Spanish Mountain has situated itself nicely within the heart of BC. Having already established positive relationships with the local communities and governments, it’s hard to see any hiccups in the community relations department.

Yes, it’s low grade, but what the Spanish Mountain project lacks in grade, it makes up for in infrastructure, location and many other factors that shave down the costs to make it more economically sound. As well, it cannot be ignore how LARGE the deposit is. At 3.2m measured &indicated, and 3.65m inferred, the Spanish Mountain Project is one of the biggest deposits held by an independent junior in North America. This points to the company’s potential attractiveness to a major down the road.

The goal for the company is to produce over 200,000 oz Au per year for 14+ years from an open pit mine with a low strip ratio. The deposit still has a large inferred resource of 3.65m ounces which can be reclassified to Measured & Indicated further on in the development, which could allow for a push back of the pit walls in order to further increase the life of the mine.
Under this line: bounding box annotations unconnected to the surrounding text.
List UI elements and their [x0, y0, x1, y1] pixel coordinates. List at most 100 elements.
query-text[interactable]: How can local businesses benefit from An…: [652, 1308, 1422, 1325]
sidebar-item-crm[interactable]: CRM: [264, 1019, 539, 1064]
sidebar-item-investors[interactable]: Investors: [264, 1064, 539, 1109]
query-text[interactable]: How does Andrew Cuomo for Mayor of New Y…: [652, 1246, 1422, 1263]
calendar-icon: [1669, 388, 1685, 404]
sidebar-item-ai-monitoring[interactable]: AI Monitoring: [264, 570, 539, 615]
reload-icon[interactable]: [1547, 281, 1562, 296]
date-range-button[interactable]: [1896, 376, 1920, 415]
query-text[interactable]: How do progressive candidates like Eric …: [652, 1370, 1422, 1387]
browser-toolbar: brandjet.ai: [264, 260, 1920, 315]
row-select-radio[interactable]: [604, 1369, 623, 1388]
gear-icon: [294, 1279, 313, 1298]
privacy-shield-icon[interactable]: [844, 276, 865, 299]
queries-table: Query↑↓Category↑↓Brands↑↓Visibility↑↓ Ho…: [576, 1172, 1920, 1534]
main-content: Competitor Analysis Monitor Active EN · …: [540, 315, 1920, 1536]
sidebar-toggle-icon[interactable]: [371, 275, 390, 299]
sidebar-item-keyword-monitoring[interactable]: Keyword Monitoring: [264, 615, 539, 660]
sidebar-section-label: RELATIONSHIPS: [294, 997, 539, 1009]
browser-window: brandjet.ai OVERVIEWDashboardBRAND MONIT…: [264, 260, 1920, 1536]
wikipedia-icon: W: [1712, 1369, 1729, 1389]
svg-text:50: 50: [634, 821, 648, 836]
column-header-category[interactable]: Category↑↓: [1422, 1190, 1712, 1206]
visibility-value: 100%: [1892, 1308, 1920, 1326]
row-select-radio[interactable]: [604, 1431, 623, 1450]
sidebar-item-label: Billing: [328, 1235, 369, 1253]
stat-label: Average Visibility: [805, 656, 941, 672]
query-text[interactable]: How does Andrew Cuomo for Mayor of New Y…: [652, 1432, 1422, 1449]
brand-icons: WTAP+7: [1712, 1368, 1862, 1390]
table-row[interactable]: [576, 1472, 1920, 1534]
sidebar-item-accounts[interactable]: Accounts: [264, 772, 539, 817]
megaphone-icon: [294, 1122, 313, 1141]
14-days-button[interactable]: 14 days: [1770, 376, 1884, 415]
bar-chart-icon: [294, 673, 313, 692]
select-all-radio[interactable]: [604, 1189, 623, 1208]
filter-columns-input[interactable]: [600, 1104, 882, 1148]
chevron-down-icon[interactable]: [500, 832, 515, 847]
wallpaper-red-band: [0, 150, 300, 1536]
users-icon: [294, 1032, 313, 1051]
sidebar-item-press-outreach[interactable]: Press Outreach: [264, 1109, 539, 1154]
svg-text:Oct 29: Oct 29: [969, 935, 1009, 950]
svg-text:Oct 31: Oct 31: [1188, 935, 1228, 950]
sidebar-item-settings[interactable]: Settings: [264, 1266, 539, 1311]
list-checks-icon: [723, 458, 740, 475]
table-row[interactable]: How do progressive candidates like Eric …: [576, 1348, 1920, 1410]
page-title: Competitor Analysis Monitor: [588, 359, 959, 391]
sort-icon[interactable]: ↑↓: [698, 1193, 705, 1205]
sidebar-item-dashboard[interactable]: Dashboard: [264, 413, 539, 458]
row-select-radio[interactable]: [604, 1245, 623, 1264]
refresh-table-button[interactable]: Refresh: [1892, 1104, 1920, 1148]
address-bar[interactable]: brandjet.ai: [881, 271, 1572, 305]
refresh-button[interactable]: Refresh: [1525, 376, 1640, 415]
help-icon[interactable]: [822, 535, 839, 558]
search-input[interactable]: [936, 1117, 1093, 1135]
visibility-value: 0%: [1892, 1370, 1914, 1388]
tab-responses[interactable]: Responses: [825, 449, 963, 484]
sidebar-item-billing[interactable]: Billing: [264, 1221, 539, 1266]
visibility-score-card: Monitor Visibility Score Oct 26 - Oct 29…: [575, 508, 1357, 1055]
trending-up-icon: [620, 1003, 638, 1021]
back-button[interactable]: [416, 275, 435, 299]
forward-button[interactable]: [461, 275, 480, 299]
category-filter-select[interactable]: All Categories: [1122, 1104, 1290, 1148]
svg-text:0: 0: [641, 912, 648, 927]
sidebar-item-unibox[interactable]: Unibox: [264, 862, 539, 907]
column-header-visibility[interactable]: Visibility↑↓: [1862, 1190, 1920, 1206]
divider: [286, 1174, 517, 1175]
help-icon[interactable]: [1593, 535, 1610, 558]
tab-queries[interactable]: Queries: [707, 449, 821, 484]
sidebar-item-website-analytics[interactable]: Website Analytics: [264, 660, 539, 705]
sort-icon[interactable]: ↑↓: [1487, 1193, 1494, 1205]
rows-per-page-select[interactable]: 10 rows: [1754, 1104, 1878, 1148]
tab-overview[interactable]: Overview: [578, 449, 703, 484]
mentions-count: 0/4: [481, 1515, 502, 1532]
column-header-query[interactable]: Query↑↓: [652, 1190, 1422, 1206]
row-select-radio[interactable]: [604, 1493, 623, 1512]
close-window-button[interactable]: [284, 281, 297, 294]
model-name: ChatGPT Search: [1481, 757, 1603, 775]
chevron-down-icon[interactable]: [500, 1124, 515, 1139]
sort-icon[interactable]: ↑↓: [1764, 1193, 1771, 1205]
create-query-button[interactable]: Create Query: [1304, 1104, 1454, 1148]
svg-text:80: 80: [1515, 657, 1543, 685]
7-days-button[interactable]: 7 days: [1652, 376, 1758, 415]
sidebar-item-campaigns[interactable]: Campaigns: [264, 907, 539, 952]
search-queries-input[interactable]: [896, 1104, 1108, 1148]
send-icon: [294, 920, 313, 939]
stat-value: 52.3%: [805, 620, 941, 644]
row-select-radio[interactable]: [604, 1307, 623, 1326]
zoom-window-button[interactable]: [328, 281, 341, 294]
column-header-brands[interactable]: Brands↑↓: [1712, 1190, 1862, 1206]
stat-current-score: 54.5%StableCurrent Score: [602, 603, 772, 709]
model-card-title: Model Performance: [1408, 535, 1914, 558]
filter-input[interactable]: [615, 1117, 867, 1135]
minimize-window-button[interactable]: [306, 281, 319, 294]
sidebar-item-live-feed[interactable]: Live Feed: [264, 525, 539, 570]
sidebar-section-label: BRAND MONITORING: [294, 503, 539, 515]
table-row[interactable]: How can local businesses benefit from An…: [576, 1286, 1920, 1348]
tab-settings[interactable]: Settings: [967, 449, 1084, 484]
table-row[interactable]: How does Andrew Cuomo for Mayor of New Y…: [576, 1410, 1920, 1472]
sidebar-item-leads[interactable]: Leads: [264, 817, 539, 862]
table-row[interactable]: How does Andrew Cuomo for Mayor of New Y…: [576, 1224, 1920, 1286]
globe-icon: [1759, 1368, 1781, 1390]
One last thing to consider when looking at Spanish Mountain is the value per ounce calculation. Compared to other projects at a similar level, Spanish Mountain’s Measured & Indicated $15 AMC/oz, and $7 AMC/oz is among the lowest of its class. Most importantly, this tells us that the company is likely quite undervalued at this time, which is something everyone wants to hear.

G. Joel Chury

Legal Disclaimer/Disclosure: A fee has been paid for the production and distribution of this Report. This document is not and should not be construed as an offer to sell or the solicitation of an offer to purchase or subscribe for any investment. No information in this article should be construed as individualized investment advice. A licensed financial advisor should be consulted prior to making any investment decision. Financial Press makes no guarantee, representation or warranty and accepts no responsibility or liability as to its accuracy or completeness. Expressions of opinion are those of the author’s only and are subject to change without notice. Financial Press assumes no warranty, liability or guarantee for the current relevance, correctness or completeness of any information provided within this article and will not be held liable for the consequence of reliance upon any opinion or statement contained herein or any omission. Furthermore, we assume no liability for any direct or indirect loss or damage or, in particular, for lost profit, which you may incur as a result of the use and existence of the information, provided within this article.